The rapid adoption of technologies such as social media, mobile, Internet of Things, and the cloud has resulted in the creation of large amounts of data that need to be stored and managed efficiently. Traditional enterprise data warehouse (EDW) technologies are unable to cope with the volume, variety, and velocity of that new data. Thus, organizations utilize modern analytics platforms such as Vertica to analyze, with unprecedented speed and simplicity, those massive volumes of data. Some popular and business-critical use cases for Vertica databases include those for modeling healthcare costs, monitoring network performance, improving patient care, and detecting fraud.

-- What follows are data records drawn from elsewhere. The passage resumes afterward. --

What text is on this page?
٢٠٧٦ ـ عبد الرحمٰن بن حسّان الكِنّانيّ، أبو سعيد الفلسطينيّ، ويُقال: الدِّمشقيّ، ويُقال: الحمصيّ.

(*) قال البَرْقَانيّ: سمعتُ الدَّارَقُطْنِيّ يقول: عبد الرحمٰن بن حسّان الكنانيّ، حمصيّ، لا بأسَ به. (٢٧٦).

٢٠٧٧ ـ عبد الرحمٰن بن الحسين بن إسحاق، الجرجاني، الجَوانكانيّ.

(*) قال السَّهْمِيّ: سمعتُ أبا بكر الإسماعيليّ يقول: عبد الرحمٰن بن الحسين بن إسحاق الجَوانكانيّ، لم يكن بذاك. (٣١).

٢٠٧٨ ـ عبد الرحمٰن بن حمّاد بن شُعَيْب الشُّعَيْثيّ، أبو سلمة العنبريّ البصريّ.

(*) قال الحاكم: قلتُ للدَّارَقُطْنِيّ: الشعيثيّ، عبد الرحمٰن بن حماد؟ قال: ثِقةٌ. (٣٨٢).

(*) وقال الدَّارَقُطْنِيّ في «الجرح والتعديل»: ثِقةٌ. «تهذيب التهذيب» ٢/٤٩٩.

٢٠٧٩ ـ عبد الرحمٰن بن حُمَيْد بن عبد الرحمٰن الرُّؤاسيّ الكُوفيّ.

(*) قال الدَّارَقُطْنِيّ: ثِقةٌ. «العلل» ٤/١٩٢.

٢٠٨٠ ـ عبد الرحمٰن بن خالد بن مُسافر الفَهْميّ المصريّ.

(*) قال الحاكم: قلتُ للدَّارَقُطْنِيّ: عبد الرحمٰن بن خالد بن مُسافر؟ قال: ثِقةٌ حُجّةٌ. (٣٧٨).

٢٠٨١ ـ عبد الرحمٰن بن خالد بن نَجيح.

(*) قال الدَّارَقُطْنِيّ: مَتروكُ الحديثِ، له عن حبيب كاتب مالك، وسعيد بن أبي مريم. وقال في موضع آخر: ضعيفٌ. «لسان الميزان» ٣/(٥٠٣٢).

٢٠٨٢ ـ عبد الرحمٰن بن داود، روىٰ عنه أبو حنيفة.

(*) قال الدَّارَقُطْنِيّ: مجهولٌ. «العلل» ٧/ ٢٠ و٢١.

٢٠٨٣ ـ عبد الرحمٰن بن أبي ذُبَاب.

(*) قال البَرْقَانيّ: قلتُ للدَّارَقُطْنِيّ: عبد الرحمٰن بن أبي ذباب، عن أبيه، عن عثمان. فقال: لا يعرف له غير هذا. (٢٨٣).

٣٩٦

Since the databases store and analyze the most strategic asset—the data—it is critical and mandatory to ensure that such data is adequately backed up, recoverable, and compliant with business recovery point objective (RPO) and recovery time objective (RTO). Vertica software ships with a simple and reliable backup and recovery script, called vbr.py, that addresses the most common backup and recovery scenarios. Beyond those, however, and based on conversations with dozens of Vertica clients using the vbr.py script, we have identified some unique backup and recovery use cases, which we outline below.
1. True incremental-forever backups
As the volume of data in the Vertica databases expands to the high terabyte range or even to petabytes, performing a periodic full backup is neither feasible nor efficient from a network or storage standpoint. An initial full backup followed by incremental-forever backups makes a lot more sense for Vertica databases. The incremental backups should identify and back up only the changes to the database since the last backup and should not be backing up the large amounts of data from a tuple mergeout.
2. Scalable and content-aware backup
Since Vertica databases tend to be in the terabytes or even, in some cases, petabytes, backup processes need to be fast to meet the shrinking backup windows. Backup scripts that are single-threaded will not scale to meet these requirements. What is needed is a truly scalable and multithreaded backup solution that can parallelize backup operations across all available hardware resources. Also, with those data volumes, content awareness is important for optimizing the storage pipeline. Refer to this blog for more details on why a new backup architecture is required for Big Data.
3. Fast search and recovery
The primary purpose of backing up the Vertica database is to ensure that data can quickly and easily be restored should a need arise. Recovery needs arise, for example, when a user accidentally deletes data from a table or an application corrupts tables in the database. Since recoveries involve downtime, taking time to locate where the backups are stored and to identify which backup to restore from can be costly. Recovery should be as simple as a search for the affected table and a click to restore.
4. Granular recovery
Vertica DBAs generally back up the entire database or in some cases do a targeted backup of specific tables that are important and need to be protected. Recoveries, however, are quite the opposite and typically involve restoring one table or just a few affected tables. Rarely is restoration of the entire database needed. So the most common use case from a recovery perspective is to restore an individual table from a full backup.
5. Recovery to a different-sized or alternative cluster
Given the rate at which Big Data is growing, Vertica database clusters are always expanding with addition of more nodes to the cluster. So it is quite likely that the Vertica cluster configuration at the time of data restoration will be different from the configuration at the time of backup. Also, if data is copied from production to a test system, it is highly likely that the test system will be smaller than the production system. Restoring data in those situations is common with Vertica backup and restore.